Si dava il caso che proprio in questo periodo erano in corso nell’anfiteatro di Scitopoli i giochi annuali di competizione e le dimostrazioni pubbliche di abilità fisica fra le città greche della Decapoli, e Gesù insisté perché suo padre lo conducesse a vedere i giochi, e fu così insistente che Giuseppe non osò rifiutarglielo. Il ragazzo fu molto eccitato dai giochi ed entrò con grande entusiasmo nello spirito di queste dimostrazioni di sviluppo fisico e di destrezza atletica. Giuseppe fu indicibilmente scosso nell’osservare l’entusiasmo di suo figlio alla vista di queste esibizioni di vanità “pagana”. Quando i giochi furono terminati, Giuseppe ebbe la più grande sorpresa della sua vita quando sentì Gesù esprimere la sua approvazione per essi e suggerire che sarebbe stato bene per i giovani di Nazaret poter beneficiare in modo simile di sane attività fisiche all’aria aperta. Giuseppe parlò seriamente e lungamente con Gesù della natura cattiva di tali pratiche, ma costatò che il ragazzo non era convinto.

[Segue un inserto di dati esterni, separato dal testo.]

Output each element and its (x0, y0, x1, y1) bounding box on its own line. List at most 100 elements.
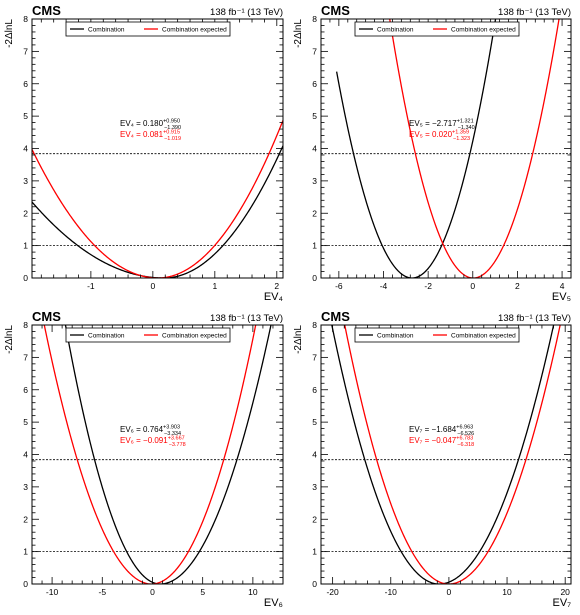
y-tick-label: 6 (23, 385, 28, 395)
expected-result-down: −3.778 (169, 442, 186, 448)
observed-result-up: +3.903 (163, 425, 180, 431)
expected-result-down: −1.323 (453, 136, 470, 142)
y-tick-label: 6 (312, 385, 317, 395)
observed-result-up: +0.950 (163, 119, 180, 125)
x-tick-label: 0 (470, 281, 475, 291)
expected-result-up: +6.783 (456, 436, 473, 442)
luminosity-label: 138 fb⁻¹ (13 TeV) (498, 7, 571, 18)
legend: Combination Combination expected (354, 21, 520, 37)
expected-result-label: EV₅ = 0.020+1.359 (409, 130, 469, 140)
legend: Combination Combination expected (354, 327, 520, 343)
expected-curve (389, 19, 560, 278)
x-axis-label: EV₅ (552, 291, 571, 303)
y-tick-label: 2 (312, 208, 317, 218)
expected-result-value: EV₅ = 0.020 (409, 130, 453, 139)
x-tick-label: 0 (150, 587, 155, 597)
observed-result-down: −6.526 (457, 431, 474, 437)
x-tick-label: 20 (560, 587, 570, 597)
x-tick-label: -4 (380, 281, 388, 291)
legend-label-2: Combination expected (162, 27, 227, 34)
x-tick-label: 10 (502, 587, 512, 597)
x-tick-label: -20 (326, 587, 339, 597)
y-tick-label: 4 (312, 144, 317, 154)
expected-result-label: EV₇ = −0.047+6.783 (409, 436, 473, 446)
observed-result-label: EV₄ = 0.180+0.950 (120, 119, 180, 129)
observed-result-label: EV₅ = −2.717+1.321 (409, 119, 474, 129)
legend-label-1: Combination (88, 27, 125, 34)
expected-result-value: EV₆ = −0.091 (120, 436, 168, 445)
expected-result-label: EV₆ = −0.091+3.667 (120, 436, 185, 446)
x-tick-label: 0 (447, 587, 452, 597)
x-tick-label: 1 (212, 281, 217, 291)
observed-result-value: EV₇ = −1.684 (409, 425, 457, 434)
legend-label-2: Combination expected (451, 27, 516, 34)
y-tick-label: 3 (23, 176, 28, 186)
observed-result-down: −3.334 (164, 431, 181, 437)
luminosity-label: 138 fb⁻¹ (13 TeV) (210, 313, 283, 324)
y-tick-label: 1 (23, 241, 28, 251)
experiment-label: CMS (32, 309, 61, 324)
legend: Combination Combination expected (65, 327, 231, 343)
y-tick-label: 3 (312, 176, 317, 186)
y-tick-label: 1 (312, 241, 317, 251)
legend-label-1: Combination (88, 333, 125, 340)
y-tick-label: 8 (23, 320, 28, 330)
y-tick-label: 2 (23, 208, 28, 218)
x-tick-label: -5 (98, 587, 106, 597)
y-tick-label: 3 (23, 482, 28, 492)
x-tick-label: 10 (248, 587, 258, 597)
y-tick-label: 8 (312, 14, 317, 24)
y-tick-label: 8 (312, 320, 317, 330)
y-tick-label: 7 (23, 46, 28, 56)
expected-result-down: −1.019 (164, 136, 181, 142)
observed-result-up: +6.963 (456, 425, 473, 431)
expected-result-up: +3.667 (168, 436, 185, 442)
y-tick-label: 5 (23, 111, 28, 121)
observed-result-down: −1.390 (164, 125, 181, 131)
expected-result-value: EV₇ = −0.047 (409, 436, 457, 445)
legend-label-2: Combination expected (162, 333, 227, 340)
y-axis-label: -2ΔlnL (4, 19, 15, 48)
y-tick-label: 8 (23, 14, 28, 24)
y-tick-label: 0 (23, 273, 28, 283)
legend-label-2: Combination expected (451, 333, 516, 340)
experiment-label: CMS (32, 3, 61, 18)
x-tick-label: 5 (200, 587, 205, 597)
expected-curve (32, 120, 283, 278)
y-tick-label: 7 (312, 46, 317, 56)
x-tick-label: 2 (274, 281, 279, 291)
x-tick-label: -2 (424, 281, 432, 291)
y-tick-label: 5 (23, 417, 28, 427)
experiment-label: CMS (321, 309, 350, 324)
y-tick-label: 6 (312, 79, 317, 89)
observed-curve (335, 19, 497, 278)
y-tick-label: 1 (312, 547, 317, 557)
x-tick-label: -6 (335, 281, 343, 291)
y-tick-label: 3 (312, 482, 317, 492)
x-axis-label: EV₄ (264, 291, 284, 303)
observed-result-value: EV₅ = −2.717 (409, 119, 457, 128)
y-tick-label: 5 (312, 111, 317, 121)
observed-result-label: EV₆ = 0.764+3.903 (120, 425, 180, 435)
y-tick-label: 4 (23, 144, 28, 154)
x-axis-label: EV₇ (553, 597, 572, 609)
legend-label-1: Combination (377, 27, 414, 34)
luminosity-label: 138 fb⁻¹ (13 TeV) (498, 313, 571, 324)
y-tick-label: 7 (312, 352, 317, 362)
y-axis-label: -2ΔlnL (293, 19, 304, 48)
experiment-label: CMS (321, 3, 350, 18)
expected-result-up: +0.915 (163, 130, 180, 136)
observed-result-down: −1.340 (458, 125, 475, 131)
y-tick-label: 4 (23, 450, 28, 460)
y-tick-label: 1 (23, 547, 28, 557)
expected-result-value: EV₄ = 0.081 (120, 130, 164, 139)
y-tick-label: 7 (23, 352, 28, 362)
y-tick-label: 0 (23, 579, 28, 589)
y-tick-label: 0 (312, 273, 317, 283)
expected-result-down: −6.318 (457, 442, 474, 448)
chart-panel-3: 0 1 2 3 4 5 6 7 8 -10 -5 0 5 10 EV₆ -2ΔlnL CMS 138 fb⁻¹ (… (4, 309, 284, 609)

La sola volta in cui Gesù vide suo padre adirato con lui fu quella notte nella camera della locanda quando, nel corso della loro discussione, il ragazzo dimenticò i precetti ebraici al punto da suggerire di rientrare a casa e di adoperarsi per la costruzione di un anfiteatro a Nazaret. Quando Giuseppe udì suo figlio primogenito esprimere tali sentimenti non ebraici, perse la sua calma abituale e, prendendo Gesù per le spalle, gridò con collera: “Figlio mio, che non ti senta mai più esprimere un pensiero così cattivo finché vivrai.” Gesù rimase stupito per l’emozione manifestata da suo padre; non gli era mai capitato prima di provare l’impatto personale dell’indignazione di suo padre e ne fu sorpreso e scosso oltre ogni espressione. Egli rispose semplicemente: “Molto bene padre mio, così sarà fatto.” E mai più il ragazzo fece anche la più piccola allusione ai giochi e ad altre attività atletiche dei Greci finché visse suo padre.

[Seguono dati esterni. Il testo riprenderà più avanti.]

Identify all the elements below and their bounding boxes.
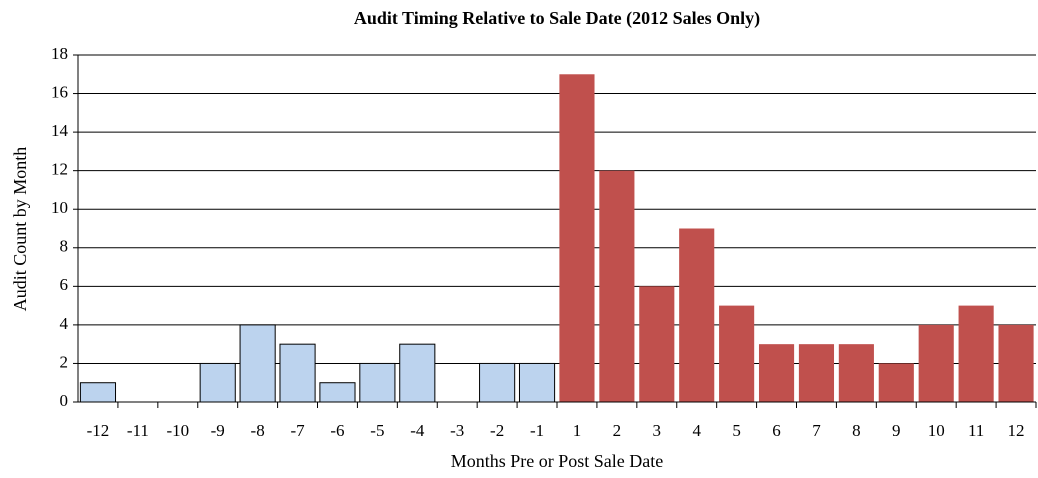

Più tardi Gesù vide l’anfiteatro greco a Gerusalemme ed imparò quanto queste cose erano odiose dal punto di vista ebraico. Tuttavia, egli si sforzò per tutta la sua vita d’introdurre l’idea di una sana ricreazione nei suoi piani personali e, nei limiti in cui lo consentiva la pratica ebraica, anche nel successivo programma di attività regolari dei suoi dodici apostoli.

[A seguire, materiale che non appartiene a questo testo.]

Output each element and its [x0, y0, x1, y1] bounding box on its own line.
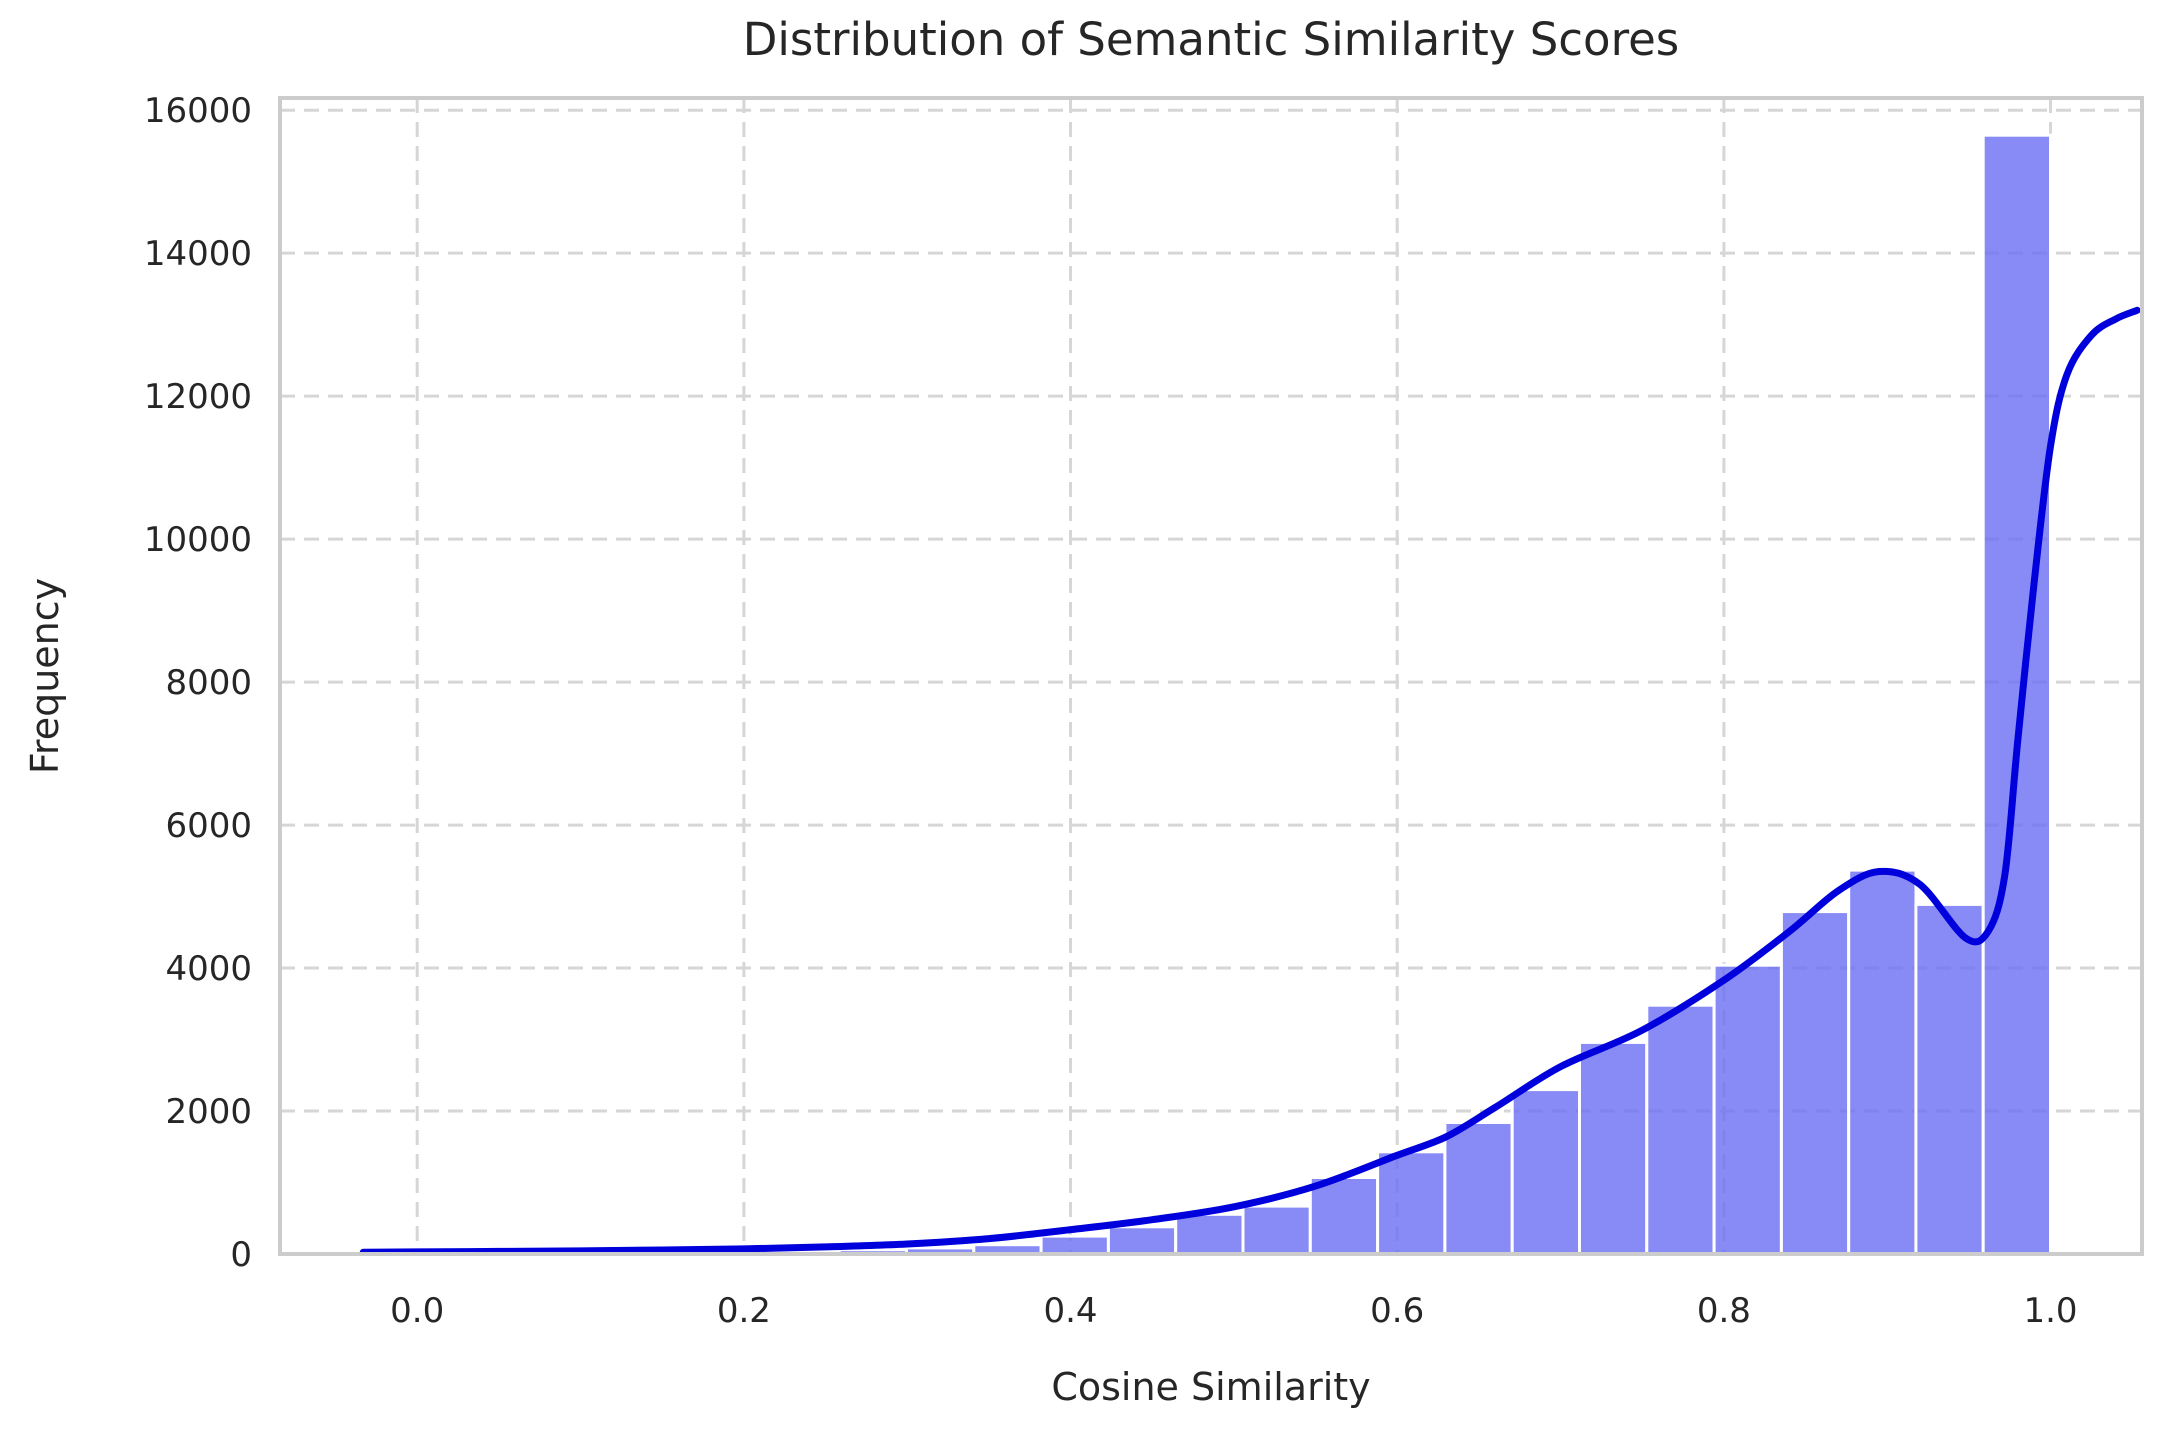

Alla fine del suo undicesimo anno Gesù era un giovane vigoroso, ben sviluppato, moderatamente allegro ed abbastanza gaio, ma a partire da quest’anno egli si dedicò sempre di più a particolari periodi di profonda meditazione e di seria contemplazione. Egli si dedicava molto a riflettere su come doveva adempiere gli obblighi verso la sua famiglia ed allo stesso tempo obbedire all’appello della sua missione verso il mondo; egli aveva già concepito che il suo ministero non doveva limitarsi al miglioramento del popolo ebreo.